Third, the Respondent's offer to sell the Disputed Domain Name for valuable consideration likely in excess of its documented out-of-pocket costs directly related to the Disputed Domain Name is also evidence of the Respondent's bad faith registration and use under paragraph 4(b) of the Policy. It is no defense to bad faith use that the Respondent owned the Disputed Domain Name since 2016 without receiving any notice of infringement to date, although it offered it for sale since then.
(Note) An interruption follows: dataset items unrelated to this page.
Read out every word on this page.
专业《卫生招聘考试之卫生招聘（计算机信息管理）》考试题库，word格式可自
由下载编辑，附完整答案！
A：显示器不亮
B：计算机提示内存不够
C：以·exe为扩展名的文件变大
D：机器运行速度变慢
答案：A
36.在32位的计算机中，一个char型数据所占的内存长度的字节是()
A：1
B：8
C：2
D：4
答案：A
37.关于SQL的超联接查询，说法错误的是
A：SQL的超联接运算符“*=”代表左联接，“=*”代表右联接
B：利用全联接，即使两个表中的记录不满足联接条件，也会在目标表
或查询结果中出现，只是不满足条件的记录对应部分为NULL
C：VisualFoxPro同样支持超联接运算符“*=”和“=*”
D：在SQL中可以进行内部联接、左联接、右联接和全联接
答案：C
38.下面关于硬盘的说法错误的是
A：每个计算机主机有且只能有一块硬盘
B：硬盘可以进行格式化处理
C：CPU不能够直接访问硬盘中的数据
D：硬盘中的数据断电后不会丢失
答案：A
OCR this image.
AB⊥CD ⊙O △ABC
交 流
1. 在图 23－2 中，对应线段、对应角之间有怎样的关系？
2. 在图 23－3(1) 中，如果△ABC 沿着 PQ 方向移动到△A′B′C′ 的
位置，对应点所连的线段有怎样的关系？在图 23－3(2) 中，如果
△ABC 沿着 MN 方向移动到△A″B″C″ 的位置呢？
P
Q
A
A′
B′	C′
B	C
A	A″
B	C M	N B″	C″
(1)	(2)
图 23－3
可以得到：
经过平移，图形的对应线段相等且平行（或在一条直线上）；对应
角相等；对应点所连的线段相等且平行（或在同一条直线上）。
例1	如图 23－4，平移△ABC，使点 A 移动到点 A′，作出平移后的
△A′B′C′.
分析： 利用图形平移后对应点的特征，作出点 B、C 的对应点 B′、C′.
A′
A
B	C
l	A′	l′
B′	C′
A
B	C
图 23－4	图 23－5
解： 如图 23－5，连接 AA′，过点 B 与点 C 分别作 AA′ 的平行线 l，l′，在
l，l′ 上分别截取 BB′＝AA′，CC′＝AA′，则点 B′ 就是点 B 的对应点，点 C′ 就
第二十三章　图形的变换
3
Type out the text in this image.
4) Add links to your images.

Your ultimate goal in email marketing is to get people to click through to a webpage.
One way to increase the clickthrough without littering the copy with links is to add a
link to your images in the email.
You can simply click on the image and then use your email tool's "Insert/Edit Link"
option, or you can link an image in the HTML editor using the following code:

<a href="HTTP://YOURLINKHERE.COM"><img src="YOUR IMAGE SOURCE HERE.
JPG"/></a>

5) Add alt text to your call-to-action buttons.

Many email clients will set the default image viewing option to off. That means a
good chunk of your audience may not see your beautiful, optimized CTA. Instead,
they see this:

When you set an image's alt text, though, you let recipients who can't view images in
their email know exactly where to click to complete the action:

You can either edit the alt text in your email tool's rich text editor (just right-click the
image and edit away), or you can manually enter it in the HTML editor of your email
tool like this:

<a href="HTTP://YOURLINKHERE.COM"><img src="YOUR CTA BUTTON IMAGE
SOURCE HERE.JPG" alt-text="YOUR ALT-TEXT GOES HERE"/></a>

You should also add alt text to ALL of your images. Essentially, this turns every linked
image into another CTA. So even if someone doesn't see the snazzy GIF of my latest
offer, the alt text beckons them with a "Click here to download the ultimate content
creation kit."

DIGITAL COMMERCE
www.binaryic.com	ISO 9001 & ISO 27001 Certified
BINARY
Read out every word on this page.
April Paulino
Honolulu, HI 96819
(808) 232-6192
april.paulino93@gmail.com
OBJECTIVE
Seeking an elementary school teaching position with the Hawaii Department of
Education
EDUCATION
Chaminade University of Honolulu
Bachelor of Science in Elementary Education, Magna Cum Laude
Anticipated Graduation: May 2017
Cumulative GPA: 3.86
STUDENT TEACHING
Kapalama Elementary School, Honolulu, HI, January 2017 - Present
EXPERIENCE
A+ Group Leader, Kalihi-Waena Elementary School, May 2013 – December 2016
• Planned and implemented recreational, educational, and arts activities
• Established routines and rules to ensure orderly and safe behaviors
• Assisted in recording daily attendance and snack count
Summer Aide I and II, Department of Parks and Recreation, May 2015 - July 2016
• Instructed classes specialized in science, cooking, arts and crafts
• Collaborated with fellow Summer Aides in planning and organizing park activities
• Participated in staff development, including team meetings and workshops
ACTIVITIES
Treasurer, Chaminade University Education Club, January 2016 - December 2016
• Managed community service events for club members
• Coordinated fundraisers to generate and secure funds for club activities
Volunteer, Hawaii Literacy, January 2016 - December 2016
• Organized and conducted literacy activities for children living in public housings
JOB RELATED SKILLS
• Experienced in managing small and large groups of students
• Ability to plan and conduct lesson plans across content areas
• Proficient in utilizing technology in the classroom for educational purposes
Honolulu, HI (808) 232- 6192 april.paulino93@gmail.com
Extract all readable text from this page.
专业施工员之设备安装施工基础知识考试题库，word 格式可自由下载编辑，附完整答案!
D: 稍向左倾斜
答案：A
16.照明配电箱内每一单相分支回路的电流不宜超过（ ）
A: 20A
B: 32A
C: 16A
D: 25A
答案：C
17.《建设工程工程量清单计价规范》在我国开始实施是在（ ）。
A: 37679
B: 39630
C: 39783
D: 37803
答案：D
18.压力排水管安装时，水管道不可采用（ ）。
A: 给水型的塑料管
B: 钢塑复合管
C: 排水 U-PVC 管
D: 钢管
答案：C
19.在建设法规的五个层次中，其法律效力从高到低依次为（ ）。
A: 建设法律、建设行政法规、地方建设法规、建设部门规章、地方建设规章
Finally, the Respondent’s registration of the Disputed Domain Name was an attempt to disrupt the Complainant’s business by diverting Internet users who were searching for the Complainant’s products and services at its official website as well as to prevent the Complainant from registering the Disputed Domain Name. See Banco Bradesco S.A. v. Fernando Camacho Bohm, WIPO Case No. D2010-1552. The Panel thus concludes that the Respondent has registered and is using the Disputed Domain Name in bad faith.
Accordingly, the Panel finds that the third element of paragraph 4(a) of the Policy has been met by the Complainant.
For the foregoing reasons, in accordance with paragraphs 4(i) of the Policy and 15 of the Rules, the Panel orders that the Disputed Domain Name <ivecogroup.com> be transferred to the Complainant.